[ワシントン 11日 ロイター] – 米国務省は11日、中国政府が新疆ウイグル自治区で少数民族ウイグル族などのイスラム教徒の弾圧を強めていることに「深い懸念」を表明した。米議会の超党派グループは中国政府当局者などに対する経済制裁の発動を求めており、政府内で検討されている。
米議会筋によると、ウイグル族などのイスラム教徒が新疆ウイグル自治区の収容キャンプで多数拘束されているとの報告を受けて、中国に経済制裁を科す可能性について米政府内で最近、積極的な議論が交わされるようになったという。
トランプ政権は対中関係において、通商問題を巡り強硬姿勢を貫いているほか、北朝鮮に核放棄への圧力を強めるために中国の協力を呼びかけてきたが、人権問題を巡り制裁を決定すれば異例の対応となる。
ある米当局者は、制裁は検討段階にあると指摘。議会筋の1人は、決定が差し迫っている感じではないと述べた。
国務省のナウアート報道官は「ウイグル族だけでなくカザフ人や他のイスラム教徒に対する(新疆ウイグル自治区での)弾圧強化を深く懸念している」と表明。

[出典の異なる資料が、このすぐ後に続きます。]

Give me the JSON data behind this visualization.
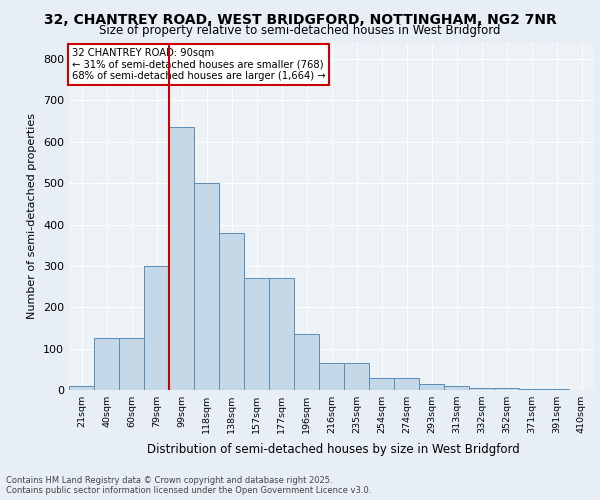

報道官によると、議会の超党派グループは国務省に8月末に送った書簡で、ポンペオ国務長官に対し、抑圧政策を主導しているとされる複数の中国政府当局者に制裁を科すよう要請した。また、1人の議会筋によると、収容キャンプの建設やウイグル族に対する監視システムの設置に関わった複数中国企業に対する制裁も提案されており、検討対象になっているという。
ナウアート氏は「われわれが取り得る手段は多くある」としながらも、「今後起こり得る、あるいは起こり得ない制裁について前もって話すことはしない」と述べた。
国連の委員会は前月、推定で最大100万人のウイグル族が新疆ウイグル自治区の超法規的な収容キャンプに拘束されているとの信頼できる報告が複数寄せられていることに懸念を示し、解放を求めていた。
ナウアート氏は「収容所で2017年4月以降、多数が拘束されているとの信頼できる報告がある。これまでの推定では、拘束されている人数はかなり大きい」と述べた。